2025

Christmas and New Year and our 55th wedding anniversary have all come and gone since I last sat down to write. At last, I’m released to use this calendar my daughter gave me 😊

Those who know me best know that I am intrigued by puzzles of all kinds, mysteries and whodunnits; it’s possible that I have watched most of the older British detective series in existence! I enjoy trying to see how the pieces fit, and hopefully the author is so clever that I am left puzzling until the very last chapter. I confess, few things are more satisfying to me than picking up on subtle clues and drawing the right conclusion!

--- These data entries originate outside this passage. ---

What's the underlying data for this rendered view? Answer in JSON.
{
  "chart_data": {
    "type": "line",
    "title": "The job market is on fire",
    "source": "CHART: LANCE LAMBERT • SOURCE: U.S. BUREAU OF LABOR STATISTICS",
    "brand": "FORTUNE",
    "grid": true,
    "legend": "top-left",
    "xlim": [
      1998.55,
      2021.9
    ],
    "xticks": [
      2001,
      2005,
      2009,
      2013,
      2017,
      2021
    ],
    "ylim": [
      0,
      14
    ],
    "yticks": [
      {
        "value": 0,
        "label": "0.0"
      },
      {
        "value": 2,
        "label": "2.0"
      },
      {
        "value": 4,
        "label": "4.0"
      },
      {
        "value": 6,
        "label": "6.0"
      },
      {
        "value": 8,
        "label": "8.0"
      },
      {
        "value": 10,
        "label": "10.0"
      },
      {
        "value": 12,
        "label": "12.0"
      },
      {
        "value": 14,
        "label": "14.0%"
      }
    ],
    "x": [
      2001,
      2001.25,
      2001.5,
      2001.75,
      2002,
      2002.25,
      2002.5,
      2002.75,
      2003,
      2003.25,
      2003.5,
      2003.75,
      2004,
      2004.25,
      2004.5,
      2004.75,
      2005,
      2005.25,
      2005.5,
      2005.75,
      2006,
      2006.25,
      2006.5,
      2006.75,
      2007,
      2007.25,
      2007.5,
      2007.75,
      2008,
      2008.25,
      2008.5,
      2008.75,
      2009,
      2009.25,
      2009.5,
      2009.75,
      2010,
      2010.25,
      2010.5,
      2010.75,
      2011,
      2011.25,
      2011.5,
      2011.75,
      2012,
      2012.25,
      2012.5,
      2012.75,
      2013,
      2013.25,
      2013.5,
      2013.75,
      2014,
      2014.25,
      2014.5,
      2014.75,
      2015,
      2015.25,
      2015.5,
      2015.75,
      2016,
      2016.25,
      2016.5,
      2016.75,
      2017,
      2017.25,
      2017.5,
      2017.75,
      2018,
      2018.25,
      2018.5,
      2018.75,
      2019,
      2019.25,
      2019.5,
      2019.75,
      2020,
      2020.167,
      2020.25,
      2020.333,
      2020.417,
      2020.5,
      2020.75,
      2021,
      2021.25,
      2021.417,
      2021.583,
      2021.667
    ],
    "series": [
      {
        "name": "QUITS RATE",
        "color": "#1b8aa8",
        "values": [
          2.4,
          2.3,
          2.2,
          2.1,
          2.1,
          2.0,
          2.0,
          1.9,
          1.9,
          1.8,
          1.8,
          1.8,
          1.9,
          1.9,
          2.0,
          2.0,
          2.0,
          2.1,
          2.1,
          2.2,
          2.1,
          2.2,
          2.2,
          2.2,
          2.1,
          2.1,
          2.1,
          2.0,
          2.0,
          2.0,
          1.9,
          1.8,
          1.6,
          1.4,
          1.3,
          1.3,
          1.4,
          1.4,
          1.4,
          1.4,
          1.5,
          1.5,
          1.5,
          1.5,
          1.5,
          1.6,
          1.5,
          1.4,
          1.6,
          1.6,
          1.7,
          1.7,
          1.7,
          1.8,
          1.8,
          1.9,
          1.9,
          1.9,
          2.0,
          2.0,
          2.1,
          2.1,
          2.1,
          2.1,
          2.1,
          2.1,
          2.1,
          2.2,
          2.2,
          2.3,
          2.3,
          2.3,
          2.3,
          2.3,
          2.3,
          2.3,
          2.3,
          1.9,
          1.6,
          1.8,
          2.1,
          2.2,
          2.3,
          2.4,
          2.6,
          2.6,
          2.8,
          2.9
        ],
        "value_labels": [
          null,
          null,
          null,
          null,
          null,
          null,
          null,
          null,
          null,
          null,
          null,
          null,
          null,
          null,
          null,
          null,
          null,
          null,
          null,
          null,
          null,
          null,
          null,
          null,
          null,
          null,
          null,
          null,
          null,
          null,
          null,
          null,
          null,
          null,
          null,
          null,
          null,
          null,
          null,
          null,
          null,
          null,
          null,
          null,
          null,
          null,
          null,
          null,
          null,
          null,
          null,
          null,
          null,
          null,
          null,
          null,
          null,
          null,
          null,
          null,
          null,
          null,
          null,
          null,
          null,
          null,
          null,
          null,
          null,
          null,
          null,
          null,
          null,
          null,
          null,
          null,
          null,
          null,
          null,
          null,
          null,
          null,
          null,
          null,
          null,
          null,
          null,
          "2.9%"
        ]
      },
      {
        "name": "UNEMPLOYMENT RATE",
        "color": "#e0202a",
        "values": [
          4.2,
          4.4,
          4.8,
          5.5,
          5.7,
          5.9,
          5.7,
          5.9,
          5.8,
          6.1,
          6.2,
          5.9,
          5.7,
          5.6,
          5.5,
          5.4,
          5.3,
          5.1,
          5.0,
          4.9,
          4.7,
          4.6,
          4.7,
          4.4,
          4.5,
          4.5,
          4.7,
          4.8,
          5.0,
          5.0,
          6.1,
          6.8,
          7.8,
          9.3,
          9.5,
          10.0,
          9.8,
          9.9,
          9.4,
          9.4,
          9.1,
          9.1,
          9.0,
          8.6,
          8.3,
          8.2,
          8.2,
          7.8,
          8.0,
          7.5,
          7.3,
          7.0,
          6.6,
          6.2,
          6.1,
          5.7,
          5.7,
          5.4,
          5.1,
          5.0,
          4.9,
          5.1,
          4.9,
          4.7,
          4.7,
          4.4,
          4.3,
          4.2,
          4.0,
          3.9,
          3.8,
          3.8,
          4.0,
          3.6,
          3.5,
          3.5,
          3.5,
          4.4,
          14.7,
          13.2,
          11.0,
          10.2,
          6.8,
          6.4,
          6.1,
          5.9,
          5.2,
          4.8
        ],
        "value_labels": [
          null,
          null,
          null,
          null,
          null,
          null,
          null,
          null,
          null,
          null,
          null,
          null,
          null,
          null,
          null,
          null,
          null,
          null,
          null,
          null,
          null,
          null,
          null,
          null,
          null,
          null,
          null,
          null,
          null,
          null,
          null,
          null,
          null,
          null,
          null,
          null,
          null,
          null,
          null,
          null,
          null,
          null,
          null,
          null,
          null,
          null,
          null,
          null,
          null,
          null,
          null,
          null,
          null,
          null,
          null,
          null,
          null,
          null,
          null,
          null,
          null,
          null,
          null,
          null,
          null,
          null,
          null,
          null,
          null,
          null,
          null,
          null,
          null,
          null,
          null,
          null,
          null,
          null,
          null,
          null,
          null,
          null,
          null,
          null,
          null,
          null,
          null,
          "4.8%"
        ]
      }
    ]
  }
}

But one puzzle that continues to tantalize me is the enigma of my own soul. It is interesting how, despite the tremendous tools provided by the Holy Spirit, it can be such a challenge to figure out one’s own heart and mind.  Even Paul was honest enough to recognize this: “My own behavior baffles me. For I find myself not doing what I really want to do but doing what I really loathe….In my mind I am God’s willing servant, but in my own nature I am bound fast,… to the law of sin and death…. It is an agonizing situation, and who on earth can set me free from the clutches of my sinful nature? I thank God there is a way out through Jesus Christ our Lord.” (Rom. 7:19, 7:24 JBPhillips).

I wonder how many times I have raised my hands to heaven, exclaiming: “Oh Lord, here I am again! Please forgive me.” And yet, as I look back over the years, I am grateful to see that there HAS been change, that godly growth continues and although I am not what I should be, I also am not what I used to be. Paul’s honesty always encourages me: “Now the Lord is the Spirit, and where the Spirit of the Lord is, there is freedom.  And we all, who with unveiled faces contemplate the Lord’s glory, are being transformed into his image with ever-increasing glory, which comes from the Lord, who is the Spirit (2 Cor. 3:17,18).

The New Year is traditionally a time to assess the past and try to adjust it for future success. But perhaps our time is better spent forgetting the past, its failures and successes, and making the best of this day, this hour, this moment. We simply can’t afford to let today run its course without “contemplating the Lord’s glory”, and without listening for “the still, small voice”.

This is the concluding verse from a favorite poem of mine by Susan Coolidge.

New Every Morning

Every day is a fresh beginning;

Listen, my soul, to the glad refrain,

And, spite of old sorrow and older sinning,

And puzzles forecasted and possible pain,

Take heart with the day, and begin again.

May 2025 be remarkable for the bright glory of HIS presence on it from the first day to the last, regardless of circumstance!